The bulk of the book "Fischl on Fischl" comprises examples of the artist's work accompanied by his comments taken from an interview with Robert Enright conducted in 2000 and 2007. The comments sometimes relate specifically to the painting alongside which they appear, but often are more general.

Finally there is a short and witty personal commentary on the painting "Barbeque" by collector of Fischl's work, the actor Steve Martin. The book concludes with a Biography; Exhibition History and a list of Collectors. There is no general index, and no index to the paintings illustrated in the book.

The book is illustrated almost entirely in colour throughout and contains over 250 examples of Fischl's work from his early efforts through to his mature work. The main section "Fischl on Fischl", pp 31 to 338, contains the bulk of these, with picture on virtually every page; most approach full page in size (allowing for margins), but a few are reproduced unnecessarily quite small. While most of the work consists of paintings in oils there are also some drawings, water colours and a few bronzes. Fischl's work is figurative in both senses, and often provocatively sexual in nature, but irresistibly appealing with his free approach and strong sense of light and shade.

This is certainly a very fine volume. I would like to have had more about Fischl's practical approach to his work, although it is very good to have his own thoughts on several paintings and what he was aiming for; and given the often large scale if his canvases it would have been informative to have had a few examples of close-up detail, I also found Danto's frequent references to himself distracting; but these are minor criticisms, although the omission of an index to the paintings is rather more irritating. However it is superbly illustrated with an abundance of Fischl's output; and well worth it for that alone ~ highly recommended.
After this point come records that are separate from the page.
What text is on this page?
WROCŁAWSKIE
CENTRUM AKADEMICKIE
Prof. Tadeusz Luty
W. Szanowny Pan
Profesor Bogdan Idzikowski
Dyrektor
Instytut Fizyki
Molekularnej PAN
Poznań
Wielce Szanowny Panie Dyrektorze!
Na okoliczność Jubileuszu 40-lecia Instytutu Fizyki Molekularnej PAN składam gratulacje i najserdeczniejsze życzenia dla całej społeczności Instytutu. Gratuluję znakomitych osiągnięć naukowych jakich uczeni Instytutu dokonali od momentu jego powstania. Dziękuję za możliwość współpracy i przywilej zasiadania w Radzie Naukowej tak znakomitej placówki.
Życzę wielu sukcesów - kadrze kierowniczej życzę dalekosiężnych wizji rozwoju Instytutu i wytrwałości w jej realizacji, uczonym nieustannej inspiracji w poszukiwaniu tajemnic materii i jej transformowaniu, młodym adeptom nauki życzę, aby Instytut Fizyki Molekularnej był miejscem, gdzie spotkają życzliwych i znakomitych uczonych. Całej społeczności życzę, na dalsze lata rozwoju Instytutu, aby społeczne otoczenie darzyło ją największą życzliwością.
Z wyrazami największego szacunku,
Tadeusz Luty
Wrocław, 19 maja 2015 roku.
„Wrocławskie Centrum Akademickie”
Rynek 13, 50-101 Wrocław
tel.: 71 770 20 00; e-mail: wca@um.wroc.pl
5 out of 5 stars Well Worth the Wait!   May 25, 2008
  4 out of 4 found this review helpful

Fischl must be one of the world's greatest living figurative painters and this fantastic collection of his work has been well worth the long wait for publication. It's that rare thing in an art book, top quality reproduction of the artwork with decent sized plates on quality paper, a fairly informative text and not overflowing with the gibberish commentaries that plague many artist's monographs,

I first became aware of Fischl's work some fifteen to twenty years ago when I came upon a reproduction of The Pizza Eater in a cheap book of one hundred paintings of merit or some such nonsense and was immediately struck by both his sheer physical TALENT and the raw and challenging nature of his subject matter. A young pre-pubescent girl wanders naked on the beach, eating her pizza, oblivious to the leers of two teenage boys in the foreground. It's like walking into a meld Edward Hopper, Balthus and Lucien Freud with the savagery of Francis Bacon thrown in for good measure. Talk about being blown away!

Anyway, over the years I've found more work by him, slowly building up a knowledge of his painting, holding him up as a master to aspire to, and, for the last six months, waiting for this book to be published and delivered and it has finally arrived, and I feel like a junkie being let out of rehab with a thousand pounds in my pocket. Seeing anyone's entire output at one sitting is breath-taking, seeing Fischl's is just too much. I have to keep shutting the book and going back to it, indulging in sheer unashamed gluttony after years of famine.

If you only buy one art book in your life think about buying this one!